Objective: Functionally, Fcgamma receptors (FcgRs) can be classified as activating (FcgRI, III, and IV) and inhibitory (FcgRII, CD32b) receptors. We have reported that deletion of activating FcgRs in apoE knockout mice decreased atherosclerosis. In this report we investigated the hypothesis that the deficiency of inhibitory CD32b exacerbates atherosclerosis in a hypercholesterolemic mouse model. Approach and Results: ApoE-CD32b double knockout mice congenic to the C57BL/6 (apoE-CD32b B6 -/-) were generated and atherosclerotic lesions were assessed. Contrary to our hypothesis, arterial lesions were significantly decreased in chow or high fat diet fed apoE-CD32b B6 -/- male and female mice, relative to apoE-/- mice . Bone marrow chimera approach using apoE-/- mice transplanted with apoE-CD32b B6 -/- marrow also showed significantly reduced arterial lesions. ApoE-CD32b B6 -/- mice had increased levels of IL-10 and TGF-b by CD4+ T cells, while IFN-g and IL-17 was decreased.
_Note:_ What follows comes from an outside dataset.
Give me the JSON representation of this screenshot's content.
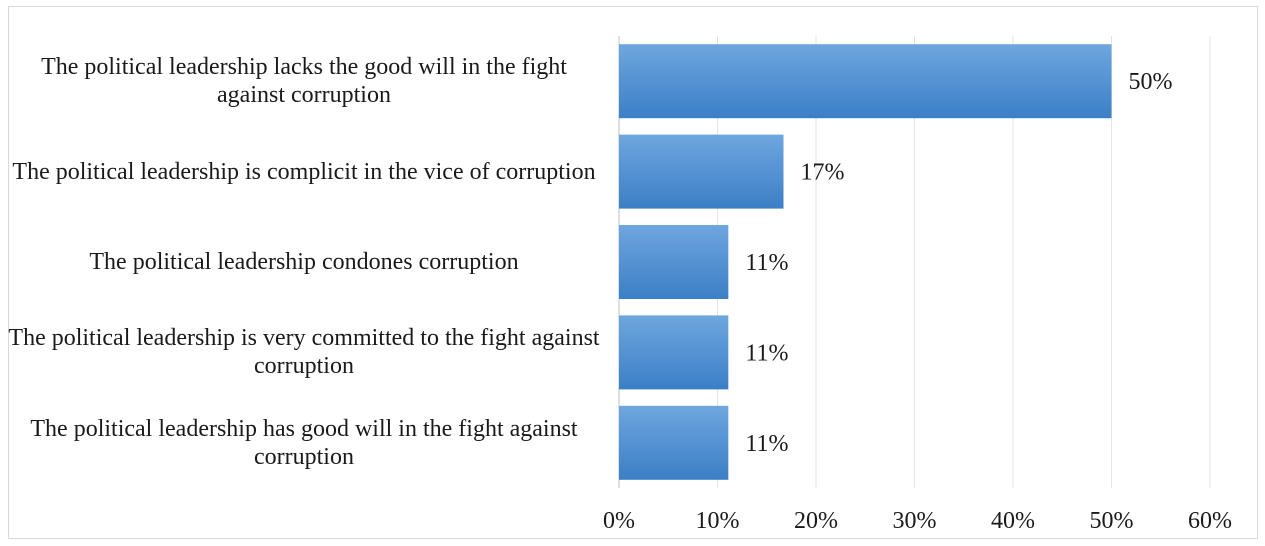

As our findings conflict with a previous report using apoE-CD32b 129/6 -/- mixed background, we investigated if strain differences contributed to the anti-inflammatory response. Macrophages from mixed apoE-CD32b 129/B6 -/- mice showed more IL-1b, IL-6 and MCP-1 in response to immune complexes, while congenic CD32b B6 -/- mice showed more IL-10 and significantly reduced IL-1b. Interestingly expression of lupus-associated slam genes, located in close proximity to cd32b in mouse chromosome 1, is upregulated only in mixed CD32b 129/B6 -/- mice. Conclusions: Our findings demonstrate a detrimental role for CD32b signaling in atherosclerosis and the contribution of anti-inflammatory cytokine responses in the attenuated lesions observed in apoE-CD32b B6 -/- mice. As 129/sv genome derived lupus associated genes have been implicated in lupus phenotype in CD32b 129/B6 -/- mice our findings suggest possible epistatic mechanism contributing to the decreased lesions.